The Hello Girls

by ELYSIAN Magazine

America’s first female soldiers were WWI phone operators on the front lines, but waited 60 years to gain veteran status

Grace Banker, the chief operator of mobile for American Expeditionary Forces, led 33 women telephone operators to the war front in France during WWI. In 1919, she was honored with the Distinguished Service Medal.

Grace Banker, the chief operator of mobile for American Expeditionary Forces, led 33 women telephone operators to the war front in France during WWI. In 1919, she was honored with the Distinguished Service Medal.

On November 11, 1918, the Armistice Treaty officially shut down hostilities between the Allies and Germany, ending what was the deadliest war the world had seen at that time.  In addition to the four million American men who returned home from the battlefields of Europe were 450 American women who served as telephone operators, comprising the Signal Corps Female Telephone Operators Unit. The women became known as The Hello Girls because of their propensity to greet callers and were sent at the request of General John Pershing to help improve tactical communications on the Western front.  Each of the women was bilingual in English and French and had completed Signal Corps training at Camp Franklin in Maryland.  But despite their personal sacrifices and contribution to the war effort, the Hello Girls were not given honorable discharges and veteran status at the end of World War I.  They were categorized as civilians because the military’s regulations at the time specified the male gender only.

In 1978, sixty years after the end of WWI, the female Signal Corps operators were given official veteran status. In addition to receiving access to VA medical services and other benefits, the women became known as the first company of female soldiers in America’s history.

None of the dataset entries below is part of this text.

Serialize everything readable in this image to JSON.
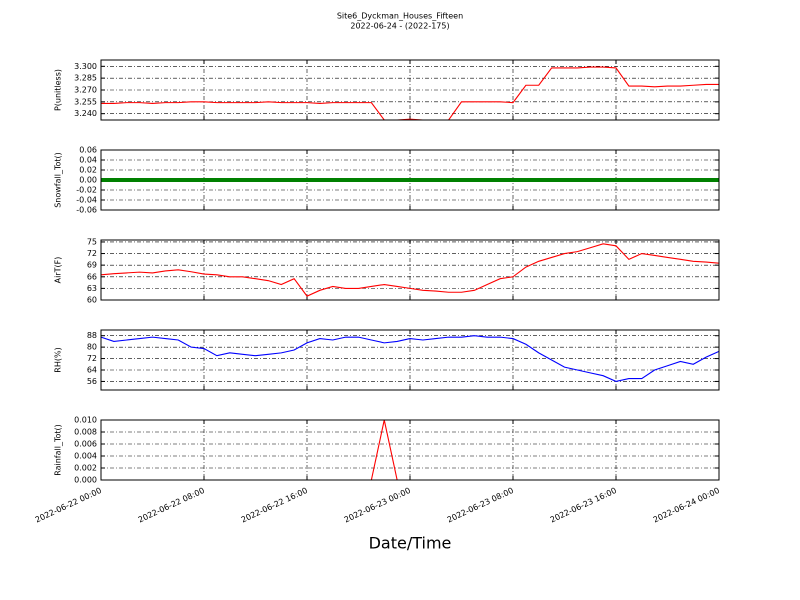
{
  "chart_data": [
    {
      "type": "line",
      "title": "Site6_Dyckman_Houses_Fifteen",
      "subtitle": "2022-06-24 - (2022-175)",
      "ylabel": "P(unitless)",
      "x": [
        "2022-06-22 00:00",
        "2022-06-22 01:00",
        "2022-06-22 02:00",
        "2022-06-22 03:00",
        "2022-06-22 04:00",
        "2022-06-22 05:00",
        "2022-06-22 06:00",
        "2022-06-22 07:00",
        "2022-06-22 08:00",
        "2022-06-22 09:00",
        "2022-06-22 10:00",
        "2022-06-22 11:00",
        "2022-06-22 12:00",
        "2022-06-22 13:00",
        "2022-06-22 14:00",
        "2022-06-22 15:00",
        "2022-06-22 16:00",
        "2022-06-22 17:00",
        "2022-06-22 18:00",
        "2022-06-22 19:00",
        "2022-06-22 20:00",
        "2022-06-22 21:00",
        "2022-06-22 22:00",
        "2022-06-22 23:00",
        "2022-06-23 00:00",
        "2022-06-23 01:00",
        "2022-06-23 02:00",
        "2022-06-23 03:00",
        "2022-06-23 04:00",
        "2022-06-23 05:00",
        "2022-06-23 06:00",
        "2022-06-23 07:00",
        "2022-06-23 08:00",
        "2022-06-23 09:00",
        "2022-06-23 10:00",
        "2022-06-23 11:00",
        "2022-06-23 12:00",
        "2022-06-23 13:00",
        "2022-06-23 14:00",
        "2022-06-23 15:00",
        "2022-06-23 16:00",
        "2022-06-23 17:00",
        "2022-06-23 18:00",
        "2022-06-23 19:00",
        "2022-06-23 20:00",
        "2022-06-23 21:00",
        "2022-06-23 22:00",
        "2022-06-23 23:00",
        "2022-06-24 00:00"
      ],
      "series": [
        {
          "name": "P",
          "color": "#ff0000",
          "values": [
            3.253,
            3.253,
            3.254,
            3.254,
            3.253,
            3.254,
            3.254,
            3.255,
            3.255,
            3.254,
            3.254,
            3.254,
            3.254,
            3.255,
            3.254,
            3.254,
            3.254,
            3.253,
            3.254,
            3.254,
            3.254,
            3.254,
            3.232,
            3.232,
            3.233,
            3.232,
            3.232,
            3.232,
            3.255,
            3.255,
            3.255,
            3.255,
            3.254,
            3.276,
            3.276,
            3.298,
            3.298,
            3.298,
            3.299,
            3.299,
            3.298,
            3.275,
            3.275,
            3.274,
            3.275,
            3.275,
            3.276,
            3.277,
            3.277
          ]
        }
      ],
      "xlim": [
        "2022-06-22 00:00",
        "2022-06-24 00:00"
      ],
      "xticks": [
        "2022-06-22 00:00",
        "2022-06-22 08:00",
        "2022-06-22 16:00",
        "2022-06-23 00:00",
        "2022-06-23 08:00",
        "2022-06-23 16:00",
        "2022-06-24 00:00"
      ],
      "ylim": [
        3.232,
        3.308
      ],
      "yticks": [
        {
          "value": 3.24,
          "label": "3.240"
        },
        {
          "value": 3.255,
          "label": "3.255"
        },
        {
          "value": 3.27,
          "label": "3.270"
        },
        3.285,
        {
          "value": 3.3,
          "label": "3.300"
        }
      ],
      "grid": true
    },
    {
      "type": "line",
      "ylabel": "Snowfall_Tot()",
      "x": [
        "2022-06-22 00:00",
        "2022-06-22 01:00",
        "2022-06-22 02:00",
        "2022-06-22 03:00",
        "2022-06-22 04:00",
        "2022-06-22 05:00",
        "2022-06-22 06:00",
        "2022-06-22 07:00",
        "2022-06-22 08:00",
        "2022-06-22 09:00",
        "2022-06-22 10:00",
        "2022-06-22 11:00",
        "2022-06-22 12:00",
        "2022-06-22 13:00",
        "2022-06-22 14:00",
        "2022-06-22 15:00",
        "2022-06-22 16:00",
        "2022-06-22 17:00",
        "2022-06-22 18:00",
        "2022-06-22 19:00",
        "2022-06-22 20:00",
        "2022-06-22 21:00",
        "2022-06-22 22:00",
        "2022-06-22 23:00",
        "2022-06-23 00:00",
        "2022-06-23 01:00",
        "2022-06-23 02:00",
        "2022-06-23 03:00",
        "2022-06-23 04:00",
        "2022-06-23 05:00",
        "2022-06-23 06:00",
        "2022-06-23 07:00",
        "2022-06-23 08:00",
        "2022-06-23 09:00",
        "2022-06-23 10:00",
        "2022-06-23 11:00",
        "2022-06-23 12:00",
        "2022-06-23 13:00",
        "2022-06-23 14:00",
        "2022-06-23 15:00",
        "2022-06-23 16:00",
        "2022-06-23 17:00",
        "2022-06-23 18:00",
        "2022-06-23 19:00",
        "2022-06-23 20:00",
        "2022-06-23 21:00",
        "2022-06-23 22:00",
        "2022-06-23 23:00",
        "2022-06-24 00:00"
      ],
      "series": [
        {
          "name": "Snowfall_Tot",
          "color": "#008000",
          "values": [
            0,
            0,
            0,
            0,
            0,
            0,
            0,
            0,
            0,
            0,
            0,
            0,
            0,
            0,
            0,
            0,
            0,
            0,
            0,
            0,
            0,
            0,
            0,
            0,
            0,
            0,
            0,
            0,
            0,
            0,
            0,
            0,
            0,
            0,
            0,
            0,
            0,
            0,
            0,
            0,
            0,
            0,
            0,
            0,
            0,
            0,
            0,
            0,
            0
          ]
        }
      ],
      "xlim": [
        "2022-06-22 00:00",
        "2022-06-24 00:00"
      ],
      "xticks": [
        "2022-06-22 00:00",
        "2022-06-22 08:00",
        "2022-06-22 16:00",
        "2022-06-23 00:00",
        "2022-06-23 08:00",
        "2022-06-23 16:00",
        "2022-06-24 00:00"
      ],
      "ylim": [
        -0.06,
        0.06
      ],
      "yticks": [
        -0.06,
        -0.04,
        -0.02,
        {
          "value": 0,
          "label": "0.00"
        },
        0.02,
        0.04,
        0.06
      ],
      "grid": true
    },
    {
      "type": "line",
      "ylabel": "AirT(F)",
      "x": [
        "2022-06-22 00:00",
        "2022-06-22 01:00",
        "2022-06-22 02:00",
        "2022-06-22 03:00",
        "2022-06-22 04:00",
        "2022-06-22 05:00",
        "2022-06-22 06:00",
        "2022-06-22 07:00",
        "2022-06-22 08:00",
        "2022-06-22 09:00",
        "2022-06-22 10:00",
        "2022-06-22 11:00",
        "2022-06-22 12:00",
        "2022-06-22 13:00",
        "2022-06-22 14:00",
        "2022-06-22 15:00",
        "2022-06-22 16:00",
        "2022-06-22 17:00",
        "2022-06-22 18:00",
        "2022-06-22 19:00",
        "2022-06-22 20:00",
        "2022-06-22 21:00",
        "2022-06-22 22:00",
        "2022-06-22 23:00",
        "2022-06-23 00:00",
        "2022-06-23 01:00",
        "2022-06-23 02:00",
        "2022-06-23 03:00",
        "2022-06-23 04:00",
        "2022-06-23 05:00",
        "2022-06-23 06:00",
        "2022-06-23 07:00",
        "2022-06-23 08:00",
        "2022-06-23 09:00",
        "2022-06-23 10:00",
        "2022-06-23 11:00",
        "2022-06-23 12:00",
        "2022-06-23 13:00",
        "2022-06-23 14:00",
        "2022-06-23 15:00",
        "2022-06-23 16:00",
        "2022-06-23 17:00",
        "2022-06-23 18:00",
        "2022-06-23 19:00",
        "2022-06-23 20:00",
        "2022-06-23 21:00",
        "2022-06-23 22:00",
        "2022-06-23 23:00",
        "2022-06-24 00:00"
      ],
      "series": [
        {
          "name": "AirT",
          "color": "#ff0000",
          "values": [
            66.5,
            66.8,
            67,
            67.2,
            67,
            67.5,
            67.8,
            67.3,
            66.7,
            66.5,
            66,
            66,
            65.5,
            65,
            64,
            65.5,
            61,
            62.5,
            63.5,
            63,
            63,
            63.5,
            64,
            63.5,
            63,
            62.5,
            62.3,
            62,
            62,
            62.5,
            64,
            65.5,
            66,
            68.5,
            70,
            71,
            72,
            72.5,
            73.5,
            74.5,
            74,
            70.5,
            72,
            71.5,
            71,
            70.5,
            70,
            69.8,
            69.5
          ]
        }
      ],
      "xlim": [
        "2022-06-22 00:00",
        "2022-06-24 00:00"
      ],
      "xticks": [
        "2022-06-22 00:00",
        "2022-06-22 08:00",
        "2022-06-22 16:00",
        "2022-06-23 00:00",
        "2022-06-23 08:00",
        "2022-06-23 16:00",
        "2022-06-24 00:00"
      ],
      "ylim": [
        60,
        75.5
      ],
      "yticks": [
        60,
        63,
        66,
        69,
        72,
        75
      ],
      "grid": true
    },
    {
      "type": "line",
      "ylabel": "RH(%)",
      "x": [
        "2022-06-22 00:00",
        "2022-06-22 01:00",
        "2022-06-22 02:00",
        "2022-06-22 03:00",
        "2022-06-22 04:00",
        "2022-06-22 05:00",
        "2022-06-22 06:00",
        "2022-06-22 07:00",
        "2022-06-22 08:00",
        "2022-06-22 09:00",
        "2022-06-22 10:00",
        "2022-06-22 11:00",
        "2022-06-22 12:00",
        "2022-06-22 13:00",
        "2022-06-22 14:00",
        "2022-06-22 15:00",
        "2022-06-22 16:00",
        "2022-06-22 17:00",
        "2022-06-22 18:00",
        "2022-06-22 19:00",
        "2022-06-22 20:00",
        "2022-06-22 21:00",
        "2022-06-22 22:00",
        "2022-06-22 23:00",
        "2022-06-23 00:00",
        "2022-06-23 01:00",
        "2022-06-23 02:00",
        "2022-06-23 03:00",
        "2022-06-23 04:00",
        "2022-06-23 05:00",
        "2022-06-23 06:00",
        "2022-06-23 07:00",
        "2022-06-23 08:00",
        "2022-06-23 09:00",
        "2022-06-23 10:00",
        "2022-06-23 11:00",
        "2022-06-23 12:00",
        "2022-06-23 13:00",
        "2022-06-23 14:00",
        "2022-06-23 15:00",
        "2022-06-23 16:00",
        "2022-06-23 17:00",
        "2022-06-23 18:00",
        "2022-06-23 19:00",
        "2022-06-23 20:00",
        "2022-06-23 21:00",
        "2022-06-23 22:00",
        "2022-06-23 23:00",
        "2022-06-24 00:00"
      ],
      "series": [
        {
          "name": "RH",
          "color": "#0000ff",
          "values": [
            87,
            84,
            85,
            86,
            87,
            86,
            85,
            80,
            79,
            74,
            76,
            75,
            74,
            75,
            76,
            78,
            83,
            86,
            85,
            87,
            87,
            85,
            83,
            84,
            86,
            85,
            86,
            87,
            87,
            88,
            87,
            87,
            86,
            82,
            76,
            71,
            66,
            64,
            62,
            60,
            56,
            58,
            58,
            64,
            67,
            70,
            68,
            73,
            77
          ]
        }
      ],
      "xlim": [
        "2022-06-22 00:00",
        "2022-06-24 00:00"
      ],
      "xticks": [
        "2022-06-22 00:00",
        "2022-06-22 08:00",
        "2022-06-22 16:00",
        "2022-06-23 00:00",
        "2022-06-23 08:00",
        "2022-06-23 16:00",
        "2022-06-24 00:00"
      ],
      "ylim": [
        50,
        92
      ],
      "yticks": [
        56,
        64,
        72,
        80,
        88
      ],
      "grid": true
    },
    {
      "type": "line",
      "ylabel": "Rainfall_Tot()",
      "xlabel": "Date/Time",
      "x": [
        "2022-06-22 00:00",
        "2022-06-22 01:00",
        "2022-06-22 02:00",
        "2022-06-22 03:00",
        "2022-06-22 04:00",
        "2022-06-22 05:00",
        "2022-06-22 06:00",
        "2022-06-22 07:00",
        "2022-06-22 08:00",
        "2022-06-22 09:00",
        "2022-06-22 10:00",
        "2022-06-22 11:00",
        "2022-06-22 12:00",
        "2022-06-22 13:00",
        "2022-06-22 14:00",
        "2022-06-22 15:00",
        "2022-06-22 16:00",
        "2022-06-22 17:00",
        "2022-06-22 18:00",
        "2022-06-22 19:00",
        "2022-06-22 20:00",
        "2022-06-22 21:00",
        "2022-06-22 22:00",
        "2022-06-22 23:00",
        "2022-06-23 00:00",
        "2022-06-23 01:00",
        "2022-06-23 02:00",
        "2022-06-23 03:00",
        "2022-06-23 04:00",
        "2022-06-23 05:00",
        "2022-06-23 06:00",
        "2022-06-23 07:00",
        "2022-06-23 08:00",
        "2022-06-23 09:00",
        "2022-06-23 10:00",
        "2022-06-23 11:00",
        "2022-06-23 12:00",
        "2022-06-23 13:00",
        "2022-06-23 14:00",
        "2022-06-23 15:00",
        "2022-06-23 16:00",
        "2022-06-23 17:00",
        "2022-06-23 18:00",
        "2022-06-23 19:00",
        "2022-06-23 20:00",
        "2022-06-23 21:00",
        "2022-06-23 22:00",
        "2022-06-23 23:00",
        "2022-06-24 00:00"
      ],
      "series": [
        {
          "name": "Rainfall_Tot",
          "color": "#ff0000",
          "values": [
            0,
            0,
            0,
            0,
            0,
            0,
            0,
            0,
            0,
            0,
            0,
            0,
            0,
            0,
            0,
            0,
            0,
            0,
            0,
            0,
            0,
            0,
            0.01,
            0,
            0,
            0,
            0,
            0,
            0,
            0,
            0,
            0,
            0,
            0,
            0,
            0,
            0,
            0,
            0,
            0,
            0,
            0,
            0,
            0,
            0,
            0,
            0,
            0,
            0
          ]
        }
      ],
      "xlim": [
        "2022-06-22 00:00",
        "2022-06-24 00:00"
      ],
      "xticks": [
        "2022-06-22 00:00",
        "2022-06-22 08:00",
        "2022-06-22 16:00",
        "2022-06-23 00:00",
        "2022-06-23 08:00",
        "2022-06-23 16:00",
        "2022-06-24 00:00"
      ],
      "ylim": [
        0,
        0.01
      ],
      "yticks": [
        {
          "value": 0,
          "label": "0.000"
        },
        {
          "value": 0.002,
          "label": "0.002"
        },
        {
          "value": 0.004,
          "label": "0.004"
        },
        {
          "value": 0.006,
          "label": "0.006"
        },
        {
          "value": 0.008,
          "label": "0.008"
        },
        {
          "value": 0.01,
          "label": "0.010"
        }
      ],
      "grid": true
    }
  ]
}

Sure, there had been women who dressed as men in order to facilitate their placement on the battlefield during the Revolutionary War and the Civil War, but never before had there been an entire company of American women, officially sanctioned and trained by the United States government until the Hello Girls.

The female Signal Corps operators were a mere footnote in American history until Elizabeth Cobbs’ 2017 book “The Hello Girls: America’s First Women Soldiers” offered the public a vivid account of the courageous young women who left home and traversed an ocean to contribute to the war effort.

A bill to award a posthumous Congressional Gold Medal to the Signal Corps Female Telephone Operators Unit is currently awaiting a vote in the Senate.